上場を目指すベンチャー企業なら見逃せない労働基準法の改正

労働基準法では、従業員に60時間を超える法定時間外労働を行わせた場合、50%以上の割増賃金を支払うことが義務づけられています。この割増賃金の支払いについて、これまでは中小企業に対しては猶予措置がとられていました。

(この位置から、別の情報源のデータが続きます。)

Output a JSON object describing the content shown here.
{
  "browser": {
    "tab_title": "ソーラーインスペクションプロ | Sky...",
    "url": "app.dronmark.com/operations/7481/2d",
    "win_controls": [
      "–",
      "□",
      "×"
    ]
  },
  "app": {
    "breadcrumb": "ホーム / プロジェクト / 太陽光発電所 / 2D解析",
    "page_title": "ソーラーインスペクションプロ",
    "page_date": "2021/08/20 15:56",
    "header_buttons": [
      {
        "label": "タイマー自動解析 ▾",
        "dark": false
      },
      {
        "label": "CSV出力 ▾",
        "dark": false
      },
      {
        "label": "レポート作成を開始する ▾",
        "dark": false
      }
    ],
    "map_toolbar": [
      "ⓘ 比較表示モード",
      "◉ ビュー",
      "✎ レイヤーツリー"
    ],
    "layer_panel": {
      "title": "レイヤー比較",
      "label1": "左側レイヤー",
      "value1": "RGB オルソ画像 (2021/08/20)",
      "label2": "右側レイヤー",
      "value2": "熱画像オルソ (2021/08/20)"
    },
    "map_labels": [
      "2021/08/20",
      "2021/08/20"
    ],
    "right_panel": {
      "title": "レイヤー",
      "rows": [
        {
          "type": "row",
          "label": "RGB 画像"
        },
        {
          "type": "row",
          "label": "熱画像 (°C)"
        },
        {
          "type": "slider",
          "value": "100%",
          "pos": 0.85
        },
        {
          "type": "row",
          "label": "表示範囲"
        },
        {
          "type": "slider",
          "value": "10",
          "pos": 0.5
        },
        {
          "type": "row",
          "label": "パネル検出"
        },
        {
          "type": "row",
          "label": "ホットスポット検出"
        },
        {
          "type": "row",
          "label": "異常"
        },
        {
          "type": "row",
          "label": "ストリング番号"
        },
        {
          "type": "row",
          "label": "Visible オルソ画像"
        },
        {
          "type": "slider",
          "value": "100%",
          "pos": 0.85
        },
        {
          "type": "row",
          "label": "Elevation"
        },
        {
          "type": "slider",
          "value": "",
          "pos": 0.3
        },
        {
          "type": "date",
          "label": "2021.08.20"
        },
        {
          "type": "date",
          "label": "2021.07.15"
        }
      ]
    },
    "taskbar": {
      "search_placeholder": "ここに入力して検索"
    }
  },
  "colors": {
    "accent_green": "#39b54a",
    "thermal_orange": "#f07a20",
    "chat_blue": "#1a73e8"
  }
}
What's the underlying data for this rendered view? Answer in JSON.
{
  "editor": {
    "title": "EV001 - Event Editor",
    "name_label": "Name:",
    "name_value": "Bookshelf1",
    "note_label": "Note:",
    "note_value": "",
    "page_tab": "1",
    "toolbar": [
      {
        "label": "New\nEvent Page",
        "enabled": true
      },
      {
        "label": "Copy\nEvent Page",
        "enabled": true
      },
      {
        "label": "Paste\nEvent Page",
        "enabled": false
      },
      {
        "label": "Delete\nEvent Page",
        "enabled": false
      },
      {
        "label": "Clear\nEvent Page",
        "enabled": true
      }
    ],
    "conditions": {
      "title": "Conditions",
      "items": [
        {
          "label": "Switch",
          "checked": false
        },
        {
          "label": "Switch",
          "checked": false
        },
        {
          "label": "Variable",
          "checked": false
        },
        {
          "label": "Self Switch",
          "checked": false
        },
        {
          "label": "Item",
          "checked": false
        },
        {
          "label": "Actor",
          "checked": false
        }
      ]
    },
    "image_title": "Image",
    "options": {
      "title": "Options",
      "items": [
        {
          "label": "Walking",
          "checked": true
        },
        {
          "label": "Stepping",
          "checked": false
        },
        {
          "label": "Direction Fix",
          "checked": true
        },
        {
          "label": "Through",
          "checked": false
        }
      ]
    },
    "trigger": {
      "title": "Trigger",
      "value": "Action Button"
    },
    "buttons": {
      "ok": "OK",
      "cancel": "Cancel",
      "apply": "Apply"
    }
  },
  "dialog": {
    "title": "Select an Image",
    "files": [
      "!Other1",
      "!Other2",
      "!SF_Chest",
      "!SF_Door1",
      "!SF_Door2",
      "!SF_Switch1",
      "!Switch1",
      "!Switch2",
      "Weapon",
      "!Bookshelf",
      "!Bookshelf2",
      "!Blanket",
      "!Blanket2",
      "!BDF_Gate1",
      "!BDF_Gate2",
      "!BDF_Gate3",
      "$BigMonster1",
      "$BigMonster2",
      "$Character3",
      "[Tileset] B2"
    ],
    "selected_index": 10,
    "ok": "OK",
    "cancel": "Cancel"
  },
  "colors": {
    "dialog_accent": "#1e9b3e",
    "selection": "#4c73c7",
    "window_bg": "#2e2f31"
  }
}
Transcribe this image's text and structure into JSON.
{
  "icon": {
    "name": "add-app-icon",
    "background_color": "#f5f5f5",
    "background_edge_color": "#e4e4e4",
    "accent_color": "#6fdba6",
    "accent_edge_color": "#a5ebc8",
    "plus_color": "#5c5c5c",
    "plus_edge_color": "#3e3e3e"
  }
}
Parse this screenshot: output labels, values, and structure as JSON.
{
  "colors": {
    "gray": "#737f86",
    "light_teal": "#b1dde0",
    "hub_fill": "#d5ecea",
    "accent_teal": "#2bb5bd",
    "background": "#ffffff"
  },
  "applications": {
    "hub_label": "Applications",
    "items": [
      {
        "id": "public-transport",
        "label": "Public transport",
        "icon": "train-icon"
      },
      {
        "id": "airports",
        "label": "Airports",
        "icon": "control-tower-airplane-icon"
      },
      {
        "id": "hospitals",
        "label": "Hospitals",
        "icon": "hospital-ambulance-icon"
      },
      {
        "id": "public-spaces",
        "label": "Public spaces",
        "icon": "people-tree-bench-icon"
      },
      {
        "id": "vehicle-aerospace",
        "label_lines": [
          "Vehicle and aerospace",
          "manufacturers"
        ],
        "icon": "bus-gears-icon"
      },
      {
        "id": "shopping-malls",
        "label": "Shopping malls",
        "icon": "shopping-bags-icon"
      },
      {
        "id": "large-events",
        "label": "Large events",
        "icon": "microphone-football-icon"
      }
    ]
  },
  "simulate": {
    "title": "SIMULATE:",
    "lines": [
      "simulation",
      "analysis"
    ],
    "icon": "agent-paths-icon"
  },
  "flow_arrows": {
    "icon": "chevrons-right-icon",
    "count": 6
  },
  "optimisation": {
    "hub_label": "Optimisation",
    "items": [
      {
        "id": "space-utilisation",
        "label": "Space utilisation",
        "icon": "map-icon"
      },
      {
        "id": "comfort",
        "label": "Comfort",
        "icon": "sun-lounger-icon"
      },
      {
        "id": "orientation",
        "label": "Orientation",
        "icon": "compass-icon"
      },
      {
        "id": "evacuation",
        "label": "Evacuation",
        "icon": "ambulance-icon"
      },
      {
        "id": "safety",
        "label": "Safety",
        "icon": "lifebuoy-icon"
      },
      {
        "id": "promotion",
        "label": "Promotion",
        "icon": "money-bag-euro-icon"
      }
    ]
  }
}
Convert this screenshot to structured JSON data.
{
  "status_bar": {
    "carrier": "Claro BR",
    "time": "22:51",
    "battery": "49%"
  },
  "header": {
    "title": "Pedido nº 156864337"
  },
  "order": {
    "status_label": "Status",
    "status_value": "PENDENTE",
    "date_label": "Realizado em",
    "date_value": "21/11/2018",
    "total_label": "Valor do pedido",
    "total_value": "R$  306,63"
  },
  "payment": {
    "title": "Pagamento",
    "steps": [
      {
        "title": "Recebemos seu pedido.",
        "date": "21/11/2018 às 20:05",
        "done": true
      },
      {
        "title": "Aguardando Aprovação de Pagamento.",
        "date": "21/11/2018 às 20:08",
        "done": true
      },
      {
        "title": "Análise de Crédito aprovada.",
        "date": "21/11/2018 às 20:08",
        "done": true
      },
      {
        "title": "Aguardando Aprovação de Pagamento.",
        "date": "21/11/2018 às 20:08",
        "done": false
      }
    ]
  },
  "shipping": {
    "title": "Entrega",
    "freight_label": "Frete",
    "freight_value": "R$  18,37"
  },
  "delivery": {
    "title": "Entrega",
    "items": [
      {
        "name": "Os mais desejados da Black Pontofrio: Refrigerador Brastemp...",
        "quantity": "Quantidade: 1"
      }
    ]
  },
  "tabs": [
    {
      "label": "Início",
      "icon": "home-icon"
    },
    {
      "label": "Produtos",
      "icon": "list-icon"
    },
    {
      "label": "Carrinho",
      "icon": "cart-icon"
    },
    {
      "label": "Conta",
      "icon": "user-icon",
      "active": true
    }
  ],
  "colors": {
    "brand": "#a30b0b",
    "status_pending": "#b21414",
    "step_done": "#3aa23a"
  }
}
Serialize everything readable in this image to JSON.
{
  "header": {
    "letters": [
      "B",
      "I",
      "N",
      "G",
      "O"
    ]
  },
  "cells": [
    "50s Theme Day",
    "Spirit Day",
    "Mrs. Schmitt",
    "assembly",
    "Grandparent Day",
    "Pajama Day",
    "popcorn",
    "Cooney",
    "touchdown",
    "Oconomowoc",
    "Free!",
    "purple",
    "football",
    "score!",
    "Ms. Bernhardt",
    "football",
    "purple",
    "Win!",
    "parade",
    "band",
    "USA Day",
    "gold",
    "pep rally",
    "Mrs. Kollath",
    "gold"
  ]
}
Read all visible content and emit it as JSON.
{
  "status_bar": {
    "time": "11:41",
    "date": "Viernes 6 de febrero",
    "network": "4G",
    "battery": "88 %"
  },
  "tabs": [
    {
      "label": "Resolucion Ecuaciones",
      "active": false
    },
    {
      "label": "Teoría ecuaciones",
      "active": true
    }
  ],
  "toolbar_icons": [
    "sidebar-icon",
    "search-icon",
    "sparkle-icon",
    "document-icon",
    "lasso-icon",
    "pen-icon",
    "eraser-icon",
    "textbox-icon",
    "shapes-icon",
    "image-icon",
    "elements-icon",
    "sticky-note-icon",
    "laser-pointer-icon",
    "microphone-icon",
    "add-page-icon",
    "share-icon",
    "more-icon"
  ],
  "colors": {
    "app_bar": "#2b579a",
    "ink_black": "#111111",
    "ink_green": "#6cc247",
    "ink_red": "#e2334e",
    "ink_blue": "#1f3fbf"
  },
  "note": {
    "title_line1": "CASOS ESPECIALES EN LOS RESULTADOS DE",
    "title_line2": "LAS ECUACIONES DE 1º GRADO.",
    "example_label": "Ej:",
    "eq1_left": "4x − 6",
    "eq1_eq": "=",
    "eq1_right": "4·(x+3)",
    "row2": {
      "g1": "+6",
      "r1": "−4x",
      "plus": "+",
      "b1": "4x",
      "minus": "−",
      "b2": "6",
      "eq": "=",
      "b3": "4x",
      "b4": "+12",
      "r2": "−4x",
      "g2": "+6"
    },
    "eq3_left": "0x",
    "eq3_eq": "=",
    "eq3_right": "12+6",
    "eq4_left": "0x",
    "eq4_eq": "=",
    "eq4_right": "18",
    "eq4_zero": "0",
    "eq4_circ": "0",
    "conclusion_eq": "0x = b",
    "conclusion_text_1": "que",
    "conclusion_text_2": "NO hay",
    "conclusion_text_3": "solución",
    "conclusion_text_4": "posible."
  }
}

しかし、次の国会で労基法改正が成立すれば、平成31年4月1日より※、この猶予措置が撤廃されることが予定されています。その結果、中小企業であっても、60時間を超える法定時間外労働を行わせた場合、50%以上の割増賃金を支払わなければなりません。労務管理を適切に行っていないと、平成31年4月※以降は未払い賃金(=債務)の総額が、今より大きく膨らんでしまう可能性があるので注意が必要です。

※平成27年通常国会にて提出された改正法案において

 

トラブル2:就業規則と現実との乖離

急激に成長したベンチャー企業の場合、就業規則が実際の就業状況と乖離しているケースが珍しくありません。書籍やウェブなどのサンプルをもとに就業規則を定めている企業も多く、規則がきちんと運用できていないことが多いのが現状です。就業規則が関連法規に則していない場合や、実体とそぐわない「絵に描いた餅」では、主幹事証券会社の審査を通過することはできません。

 

トラブル3:派遣社員・アルバイト・パートが社会保険に未加入

正社員ではないアルバイトやパートも、一定の条件を満たしている者について企業は社会保険に加入させる義務があります。しかし企業側の認識不足で、社会保険に加入させるべきアルバイト・パート従業員を加入させていないというケースが少なくありません。そのような場合も法令違反となり、事態を是正しなければ上場審査を通過できません。